Methods
In situ Hybridization
The gigantic polytene chromosomes of Sciara undergo twelve rounds of endoduplication in the larval salivary glands and therefore are even larger (8192C) than Drosophila (1024C) salivary gland polytene chromosomes. Due to their large size, Sciara polytene chromosomes provided the first chromosomes for development of the method of in situ hybridization in the lab of Joe Gall (Pardue et al 1970). Translocation break points within the rDNA tandem array were used to map the controlling element (Crouse 1960b) that controls X dyad non-disjunction and subsequent X chromosome elimination (Crouse et al. 1977; Crouse 1979).
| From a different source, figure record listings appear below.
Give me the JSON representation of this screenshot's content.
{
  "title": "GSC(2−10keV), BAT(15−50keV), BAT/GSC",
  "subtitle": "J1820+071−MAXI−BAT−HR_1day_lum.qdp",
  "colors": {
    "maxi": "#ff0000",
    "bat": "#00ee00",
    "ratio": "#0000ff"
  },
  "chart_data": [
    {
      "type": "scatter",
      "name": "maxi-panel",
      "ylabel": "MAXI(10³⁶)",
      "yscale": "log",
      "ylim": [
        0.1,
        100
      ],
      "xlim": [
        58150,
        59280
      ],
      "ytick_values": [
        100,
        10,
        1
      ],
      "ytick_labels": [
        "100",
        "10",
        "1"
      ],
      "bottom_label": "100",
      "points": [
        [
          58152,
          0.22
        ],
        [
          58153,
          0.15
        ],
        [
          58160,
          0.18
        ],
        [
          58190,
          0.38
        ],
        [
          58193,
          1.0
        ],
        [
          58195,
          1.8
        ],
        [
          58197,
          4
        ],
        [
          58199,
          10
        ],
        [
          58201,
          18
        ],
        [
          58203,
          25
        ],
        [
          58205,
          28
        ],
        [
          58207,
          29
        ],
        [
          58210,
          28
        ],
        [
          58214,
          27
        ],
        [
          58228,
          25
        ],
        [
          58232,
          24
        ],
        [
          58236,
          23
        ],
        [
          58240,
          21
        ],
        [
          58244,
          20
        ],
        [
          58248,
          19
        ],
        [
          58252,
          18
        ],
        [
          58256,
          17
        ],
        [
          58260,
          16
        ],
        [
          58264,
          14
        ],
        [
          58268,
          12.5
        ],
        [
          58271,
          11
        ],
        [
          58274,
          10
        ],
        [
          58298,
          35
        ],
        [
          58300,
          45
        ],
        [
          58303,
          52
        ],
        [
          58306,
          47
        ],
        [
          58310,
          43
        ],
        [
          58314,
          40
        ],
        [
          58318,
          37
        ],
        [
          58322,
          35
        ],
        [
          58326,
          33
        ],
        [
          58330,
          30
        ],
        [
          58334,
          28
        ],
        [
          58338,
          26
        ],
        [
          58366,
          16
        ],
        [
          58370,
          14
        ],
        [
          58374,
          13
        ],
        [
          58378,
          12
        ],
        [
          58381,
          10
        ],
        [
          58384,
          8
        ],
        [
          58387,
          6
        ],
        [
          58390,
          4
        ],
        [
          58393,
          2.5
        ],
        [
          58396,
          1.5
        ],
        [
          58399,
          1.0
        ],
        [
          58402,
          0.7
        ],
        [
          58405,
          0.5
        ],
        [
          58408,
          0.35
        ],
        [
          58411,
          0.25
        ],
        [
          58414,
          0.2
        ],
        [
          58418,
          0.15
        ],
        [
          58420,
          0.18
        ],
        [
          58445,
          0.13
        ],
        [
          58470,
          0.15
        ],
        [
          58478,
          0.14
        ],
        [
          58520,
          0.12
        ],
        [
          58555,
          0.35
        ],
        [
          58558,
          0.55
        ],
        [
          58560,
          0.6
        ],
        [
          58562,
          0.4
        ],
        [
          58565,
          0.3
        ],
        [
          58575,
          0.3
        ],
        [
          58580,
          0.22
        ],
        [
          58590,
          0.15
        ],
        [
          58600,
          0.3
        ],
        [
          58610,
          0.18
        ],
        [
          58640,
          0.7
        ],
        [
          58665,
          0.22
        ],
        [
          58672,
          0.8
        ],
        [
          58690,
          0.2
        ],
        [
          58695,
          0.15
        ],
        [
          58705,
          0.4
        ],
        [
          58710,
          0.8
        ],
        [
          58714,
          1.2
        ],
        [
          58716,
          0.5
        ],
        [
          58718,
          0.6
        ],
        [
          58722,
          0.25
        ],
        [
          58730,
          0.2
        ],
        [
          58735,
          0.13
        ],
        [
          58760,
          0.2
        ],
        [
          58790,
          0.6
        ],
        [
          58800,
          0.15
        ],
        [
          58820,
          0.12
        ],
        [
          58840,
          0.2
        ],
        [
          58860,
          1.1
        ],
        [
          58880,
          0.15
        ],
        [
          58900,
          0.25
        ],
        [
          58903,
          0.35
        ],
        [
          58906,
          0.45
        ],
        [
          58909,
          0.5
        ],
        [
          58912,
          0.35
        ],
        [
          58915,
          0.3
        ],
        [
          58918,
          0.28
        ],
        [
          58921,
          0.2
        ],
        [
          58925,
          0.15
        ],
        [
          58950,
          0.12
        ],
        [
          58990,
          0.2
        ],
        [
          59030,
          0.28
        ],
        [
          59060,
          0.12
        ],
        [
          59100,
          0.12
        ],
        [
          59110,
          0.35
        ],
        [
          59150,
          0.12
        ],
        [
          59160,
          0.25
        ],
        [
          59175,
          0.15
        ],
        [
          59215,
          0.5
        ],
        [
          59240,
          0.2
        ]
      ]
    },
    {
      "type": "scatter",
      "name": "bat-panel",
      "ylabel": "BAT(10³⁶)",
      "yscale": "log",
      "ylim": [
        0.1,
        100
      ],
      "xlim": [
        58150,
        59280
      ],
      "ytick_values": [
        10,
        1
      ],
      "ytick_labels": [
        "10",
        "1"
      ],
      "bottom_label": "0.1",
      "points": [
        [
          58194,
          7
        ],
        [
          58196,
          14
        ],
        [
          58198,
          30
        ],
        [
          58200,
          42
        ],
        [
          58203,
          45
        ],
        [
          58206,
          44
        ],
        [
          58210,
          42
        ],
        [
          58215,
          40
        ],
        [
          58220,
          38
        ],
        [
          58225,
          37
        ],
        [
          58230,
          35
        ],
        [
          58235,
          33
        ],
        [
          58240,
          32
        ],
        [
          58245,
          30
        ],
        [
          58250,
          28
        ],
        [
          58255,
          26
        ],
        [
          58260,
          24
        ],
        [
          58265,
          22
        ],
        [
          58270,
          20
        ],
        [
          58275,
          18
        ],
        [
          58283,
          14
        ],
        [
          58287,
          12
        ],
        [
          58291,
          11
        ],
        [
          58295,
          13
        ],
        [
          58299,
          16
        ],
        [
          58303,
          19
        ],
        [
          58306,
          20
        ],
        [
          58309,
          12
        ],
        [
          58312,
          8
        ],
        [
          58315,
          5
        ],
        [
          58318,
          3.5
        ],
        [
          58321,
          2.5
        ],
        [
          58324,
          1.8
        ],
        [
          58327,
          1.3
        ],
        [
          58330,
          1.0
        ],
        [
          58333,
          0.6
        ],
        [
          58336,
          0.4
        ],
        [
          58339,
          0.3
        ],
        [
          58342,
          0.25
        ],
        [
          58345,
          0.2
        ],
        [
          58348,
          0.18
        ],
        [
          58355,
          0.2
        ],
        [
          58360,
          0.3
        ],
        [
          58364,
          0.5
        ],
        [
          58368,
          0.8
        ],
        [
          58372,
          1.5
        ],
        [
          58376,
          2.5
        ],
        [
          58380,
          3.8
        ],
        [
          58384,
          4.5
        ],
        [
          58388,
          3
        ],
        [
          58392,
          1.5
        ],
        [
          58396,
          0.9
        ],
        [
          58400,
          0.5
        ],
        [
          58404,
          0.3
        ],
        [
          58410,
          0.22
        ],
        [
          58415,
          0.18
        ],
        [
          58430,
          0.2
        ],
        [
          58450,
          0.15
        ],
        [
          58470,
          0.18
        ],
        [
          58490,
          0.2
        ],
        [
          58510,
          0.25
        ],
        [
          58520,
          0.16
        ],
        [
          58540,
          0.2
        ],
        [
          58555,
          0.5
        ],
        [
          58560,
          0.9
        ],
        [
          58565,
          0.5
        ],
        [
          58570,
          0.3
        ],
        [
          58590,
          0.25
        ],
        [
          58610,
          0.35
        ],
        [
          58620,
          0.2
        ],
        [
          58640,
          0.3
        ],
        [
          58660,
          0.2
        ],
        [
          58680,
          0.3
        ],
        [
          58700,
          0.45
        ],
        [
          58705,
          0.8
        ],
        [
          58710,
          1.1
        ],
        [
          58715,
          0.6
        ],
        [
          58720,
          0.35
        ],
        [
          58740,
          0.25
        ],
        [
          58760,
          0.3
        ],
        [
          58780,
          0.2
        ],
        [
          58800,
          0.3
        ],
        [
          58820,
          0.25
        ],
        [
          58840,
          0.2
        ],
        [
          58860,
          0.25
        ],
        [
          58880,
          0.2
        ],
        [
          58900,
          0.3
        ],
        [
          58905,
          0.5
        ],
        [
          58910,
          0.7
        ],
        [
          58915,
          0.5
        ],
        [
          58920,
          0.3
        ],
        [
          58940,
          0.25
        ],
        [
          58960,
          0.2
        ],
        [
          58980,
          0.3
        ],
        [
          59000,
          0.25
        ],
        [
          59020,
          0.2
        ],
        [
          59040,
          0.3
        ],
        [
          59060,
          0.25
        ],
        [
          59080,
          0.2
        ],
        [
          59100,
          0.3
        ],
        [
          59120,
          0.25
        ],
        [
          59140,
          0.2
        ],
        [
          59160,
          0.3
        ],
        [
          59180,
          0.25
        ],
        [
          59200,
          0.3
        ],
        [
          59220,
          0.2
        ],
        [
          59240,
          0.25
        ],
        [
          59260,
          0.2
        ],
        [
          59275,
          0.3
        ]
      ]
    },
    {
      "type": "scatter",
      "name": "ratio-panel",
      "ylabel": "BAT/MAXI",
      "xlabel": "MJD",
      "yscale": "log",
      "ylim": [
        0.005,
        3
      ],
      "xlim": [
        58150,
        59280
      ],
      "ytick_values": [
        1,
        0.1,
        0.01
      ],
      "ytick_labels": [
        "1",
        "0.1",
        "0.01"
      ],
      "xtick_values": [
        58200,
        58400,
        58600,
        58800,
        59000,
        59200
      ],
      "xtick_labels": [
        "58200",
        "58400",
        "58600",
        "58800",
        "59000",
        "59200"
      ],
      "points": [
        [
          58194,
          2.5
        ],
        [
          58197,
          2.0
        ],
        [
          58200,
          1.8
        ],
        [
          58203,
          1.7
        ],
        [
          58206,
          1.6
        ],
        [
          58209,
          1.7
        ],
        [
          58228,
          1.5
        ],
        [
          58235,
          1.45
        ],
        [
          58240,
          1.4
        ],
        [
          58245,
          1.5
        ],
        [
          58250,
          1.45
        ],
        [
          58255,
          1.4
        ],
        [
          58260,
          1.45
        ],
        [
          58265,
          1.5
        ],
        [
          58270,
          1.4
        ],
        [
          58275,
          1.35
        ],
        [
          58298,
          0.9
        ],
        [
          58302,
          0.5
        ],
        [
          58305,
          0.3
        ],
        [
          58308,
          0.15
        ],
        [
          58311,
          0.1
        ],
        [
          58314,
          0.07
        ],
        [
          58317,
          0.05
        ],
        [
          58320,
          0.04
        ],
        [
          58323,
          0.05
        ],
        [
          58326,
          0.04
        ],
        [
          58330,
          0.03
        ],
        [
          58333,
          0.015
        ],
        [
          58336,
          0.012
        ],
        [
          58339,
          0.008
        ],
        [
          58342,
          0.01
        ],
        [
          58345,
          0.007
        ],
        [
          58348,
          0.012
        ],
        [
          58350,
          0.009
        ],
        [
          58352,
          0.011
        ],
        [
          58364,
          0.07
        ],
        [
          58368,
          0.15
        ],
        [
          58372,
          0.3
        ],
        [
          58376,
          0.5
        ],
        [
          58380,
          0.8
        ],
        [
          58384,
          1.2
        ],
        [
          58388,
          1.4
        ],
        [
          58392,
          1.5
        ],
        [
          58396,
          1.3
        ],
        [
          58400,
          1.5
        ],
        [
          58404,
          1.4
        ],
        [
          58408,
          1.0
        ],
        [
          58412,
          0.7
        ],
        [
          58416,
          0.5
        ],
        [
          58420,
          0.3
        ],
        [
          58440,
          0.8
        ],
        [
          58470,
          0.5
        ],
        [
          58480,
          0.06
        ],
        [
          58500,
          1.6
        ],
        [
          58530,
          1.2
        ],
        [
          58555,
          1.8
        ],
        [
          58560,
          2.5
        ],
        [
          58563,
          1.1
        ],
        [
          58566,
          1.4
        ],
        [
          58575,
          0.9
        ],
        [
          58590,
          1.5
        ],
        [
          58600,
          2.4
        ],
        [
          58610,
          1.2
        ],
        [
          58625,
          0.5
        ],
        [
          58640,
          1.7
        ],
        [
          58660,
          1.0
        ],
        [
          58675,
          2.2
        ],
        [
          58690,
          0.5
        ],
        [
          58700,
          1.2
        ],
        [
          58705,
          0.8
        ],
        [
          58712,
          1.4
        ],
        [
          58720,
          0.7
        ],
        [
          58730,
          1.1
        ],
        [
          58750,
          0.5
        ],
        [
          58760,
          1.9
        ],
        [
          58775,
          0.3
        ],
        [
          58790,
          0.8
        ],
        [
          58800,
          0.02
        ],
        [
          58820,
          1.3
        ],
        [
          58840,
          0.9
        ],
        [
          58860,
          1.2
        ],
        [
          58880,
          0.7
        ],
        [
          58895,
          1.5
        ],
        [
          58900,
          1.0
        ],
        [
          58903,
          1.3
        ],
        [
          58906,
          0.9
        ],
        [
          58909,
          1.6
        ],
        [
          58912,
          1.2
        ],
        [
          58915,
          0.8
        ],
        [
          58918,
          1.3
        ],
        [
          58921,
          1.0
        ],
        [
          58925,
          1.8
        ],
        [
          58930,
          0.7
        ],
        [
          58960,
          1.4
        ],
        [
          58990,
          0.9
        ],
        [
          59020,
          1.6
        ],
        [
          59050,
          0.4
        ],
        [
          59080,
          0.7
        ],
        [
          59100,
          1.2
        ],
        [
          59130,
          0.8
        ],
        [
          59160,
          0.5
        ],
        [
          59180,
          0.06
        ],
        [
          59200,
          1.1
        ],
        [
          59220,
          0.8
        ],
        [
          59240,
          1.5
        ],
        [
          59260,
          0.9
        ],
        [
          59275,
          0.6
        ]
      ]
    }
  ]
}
Somatic cells contain three autosomes (chromosome II, III and IV) and the X chromosome that folds back upon itself to form a circle. Sciara polytene chromosomes do not form a chromocenter. The germ line contains a variable number (usually two) of germ line limited (L) chromosomes.
Tissue Culture
A culture medium has been devised (Cannon 1964) for maintenance of Sciara salivary glands, and it supports the normal developmental progression of DNA puffing (Cannon 1965). Cultured diploid cell lines from Sciara have not been developed.
Transformation
Senior research associate Yutaka Yamamoto in the Gerbi lab has successfully developed transformation methodology for Sciara. This required development of techniques for egg collection, embryo injection and selection of transformants. Yutaka has used a piggyBac vector to insert a cassette with target sites for a zinc finger nuclease, phiC31 attP, into the Sciara genome; this construct also contains ECFP driven by the highly conserved constitutive promoter containing three eyeless binding sites (3XP3) to identify positive transformants by visualizing ECFP fluorescence of the nervous system through the larval cuticle (Fig. 3). He used the Autographa carifornica nuclear polyhedrosis baculovirus enhancer-promoter (hr5-ie1) instead of the hsp70 promoter to drive piggyBac transposase; this dramatically increases its expression ~500 to 1000-fold.
In addition, Yutaka has developed methodology for whole organism genome editing at specifically targeted sites in the Sciara genome, using targeted large DNA insertion via ObLiGaRe nonhomologous end-joining (NHEJ) in vivo capture (Yamamoto et al 2015). Targeted gene insertion of large pieces of DNA is a goal of genome editing and has been done in cultured cells but only in a handful of whole organisms. The existing method to integrate foreign DNA using the homologous recombination (HR) pathway is inherently low efficiency, and many systems are refractory to this method (Orlando et al. 2010; Cristea et al. 2013; Weinthal et al. 2013). Our method utilizes the preferred pathway of NHEJ via site-specific cleavage, end-capture of cohesive ends and obligate ligation-gated recombination (Maresca et al. 2013) as a high efficiency approach to insert large pieces of DNA into specific target sites. We have demonstrated the efficacy of this method by insertion of 6.5 kb into a desired target site in the Sciara genome (Yamamoto et al. 2015). Our methodological advance is broadly applicable to a wide range of biological systems.